Первые два парашюта раскрылись, когда муаровый шлейф по голубому ситцу только набирал силу. Под этим шлейфом двумя случайными ромашками и вспыхнули один за другим раскрывшиеся парашюты. Прикидывали: если все так пойдут, то успеют.
С земли эту катастрофу наблюдали, как цветовую видеозапись. Только неозвученную.
Дымный след распускался веером на глазах, а в экипаже начались какие-то необъяснимые задержки. Считали: третий, четвертый…
Последний вырвался из клуба огня и дыма, самолета уже не было видно.
Последним был пятый. Потом взрыв: багрово-красная вспышка в неровно обтрепанной по краям, черно-клубящейся оправе. Брызнули, расходясь стебельковым букетом, осколки. Каждый, описав восходящую дугу, заскользил к земле, оставляя за собой пепельный росчерк следа. Только спустя секунды прокатился над весенним полем верховой гром.
Черное облако, разбухая, возносилось вверх, а пепельные ленты тянулись вниз. Все смотрели за самым большим осколком, сверкавшим в падении лезвием клинка. Позже установили, что это было правое крыло с частью фюзеляжа. Все ждали чуда и надеялись, что именно над этим клинком вспыхнет шелковая белизна купола парашюта. Крыло скользило вниз и сначала медленно, а потом все быстрее и быстрее закручивалось воронкой, как оброненное сверху перышко. Потом был еще один взрыв: глубинный, сильнее первого, волнами содрогнувший землю. И все кончилось…
Шестой покинуть машину не успел. Ни у кого не было сомнений, кто остался там.

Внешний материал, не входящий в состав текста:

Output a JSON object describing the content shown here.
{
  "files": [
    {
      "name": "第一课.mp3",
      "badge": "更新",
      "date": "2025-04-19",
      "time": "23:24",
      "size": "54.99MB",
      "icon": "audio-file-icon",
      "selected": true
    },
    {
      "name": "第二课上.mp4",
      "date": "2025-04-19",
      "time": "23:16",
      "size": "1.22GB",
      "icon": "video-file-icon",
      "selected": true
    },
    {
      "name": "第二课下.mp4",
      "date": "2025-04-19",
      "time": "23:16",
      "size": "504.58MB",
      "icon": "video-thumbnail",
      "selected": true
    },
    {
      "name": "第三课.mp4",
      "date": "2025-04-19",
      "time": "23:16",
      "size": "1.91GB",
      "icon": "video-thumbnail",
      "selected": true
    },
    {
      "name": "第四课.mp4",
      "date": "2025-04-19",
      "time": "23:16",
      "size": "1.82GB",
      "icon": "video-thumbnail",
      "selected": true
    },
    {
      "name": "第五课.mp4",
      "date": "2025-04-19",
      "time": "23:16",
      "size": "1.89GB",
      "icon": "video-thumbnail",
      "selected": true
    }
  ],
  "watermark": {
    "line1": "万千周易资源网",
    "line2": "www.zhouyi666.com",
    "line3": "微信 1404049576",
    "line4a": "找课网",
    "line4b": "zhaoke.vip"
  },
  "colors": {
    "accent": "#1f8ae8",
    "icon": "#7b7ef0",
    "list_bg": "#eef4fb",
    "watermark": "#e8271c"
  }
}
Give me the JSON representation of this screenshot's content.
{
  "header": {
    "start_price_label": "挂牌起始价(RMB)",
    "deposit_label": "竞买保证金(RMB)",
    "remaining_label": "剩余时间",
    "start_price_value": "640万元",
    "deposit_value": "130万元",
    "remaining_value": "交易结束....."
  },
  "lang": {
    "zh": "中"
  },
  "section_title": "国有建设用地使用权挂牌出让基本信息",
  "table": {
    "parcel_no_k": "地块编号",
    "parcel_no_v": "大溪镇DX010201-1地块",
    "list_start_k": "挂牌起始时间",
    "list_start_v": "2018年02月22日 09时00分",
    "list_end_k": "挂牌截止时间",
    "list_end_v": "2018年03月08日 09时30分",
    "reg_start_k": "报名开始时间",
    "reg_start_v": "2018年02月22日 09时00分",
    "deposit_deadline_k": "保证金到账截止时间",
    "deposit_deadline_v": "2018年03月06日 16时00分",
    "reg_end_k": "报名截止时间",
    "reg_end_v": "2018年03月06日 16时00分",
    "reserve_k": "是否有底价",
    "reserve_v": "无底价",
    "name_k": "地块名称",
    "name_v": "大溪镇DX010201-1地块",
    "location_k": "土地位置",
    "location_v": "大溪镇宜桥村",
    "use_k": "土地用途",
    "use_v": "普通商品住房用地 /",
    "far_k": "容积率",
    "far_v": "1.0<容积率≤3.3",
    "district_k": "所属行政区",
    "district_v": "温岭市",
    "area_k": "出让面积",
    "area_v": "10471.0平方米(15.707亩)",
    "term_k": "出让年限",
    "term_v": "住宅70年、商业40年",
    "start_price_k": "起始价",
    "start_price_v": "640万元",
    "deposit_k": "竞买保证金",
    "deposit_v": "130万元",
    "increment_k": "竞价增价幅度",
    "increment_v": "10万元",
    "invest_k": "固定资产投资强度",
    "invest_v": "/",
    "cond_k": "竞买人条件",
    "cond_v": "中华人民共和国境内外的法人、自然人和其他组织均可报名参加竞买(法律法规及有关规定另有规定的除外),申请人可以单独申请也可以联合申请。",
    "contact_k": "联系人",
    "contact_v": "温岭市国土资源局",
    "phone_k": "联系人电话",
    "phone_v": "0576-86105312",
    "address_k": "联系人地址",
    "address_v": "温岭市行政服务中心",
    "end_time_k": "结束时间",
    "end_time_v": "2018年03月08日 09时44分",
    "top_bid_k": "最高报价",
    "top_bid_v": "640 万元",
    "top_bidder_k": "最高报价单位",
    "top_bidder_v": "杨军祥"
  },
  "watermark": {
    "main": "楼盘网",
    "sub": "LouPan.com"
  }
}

В минуту последнего выбора — будь то поворот истории или событие в судьбе народа, или всего лишь несчастный случай среди людей — первыми поднимаются принять удар на себя лучшие представители рода человеческого…
Таков закон жизни. Таков же и закон бессмертия. Не только героя, а и нашего бытия.
Зенитный снаряд разорвался в кабине стрелка-радиста. Капитан Ратников услышал сзади глухой хлопок, самолет подбросило вверх, выхватило из строя шестерки. «Попали!» — Он почувствовал, как машина стала терять свою летучую легкость.
Пятерка штурмовиков проскочила вперед, а ведущий — командир звена — начал отставать от них. Его самолет потянуло в правый крен, завалило почти набок. Капитан увидел внизу, в глубокой поволоке, бирюзовую гладь Балтийского моря, тонкое лезвие песчаного откоса, а за ним почти бархатную зелень соснового леса. На земле был май, май не признавал войны. Он праздновал Победу.
Капитан Ратников поспешно отклонил ручку управления влево. Самолет неохотно вернулся в прежнее положение.
— Катя! — крикнул летчик по переговорному устройству.
Воздушный стрелок-радист не ответил. Ратников оглянулся. Сержант Катеринин сидел спиной к нему, уткнувшись головой в прицел пулемета, словно и после смерти защищал заднюю полусферу.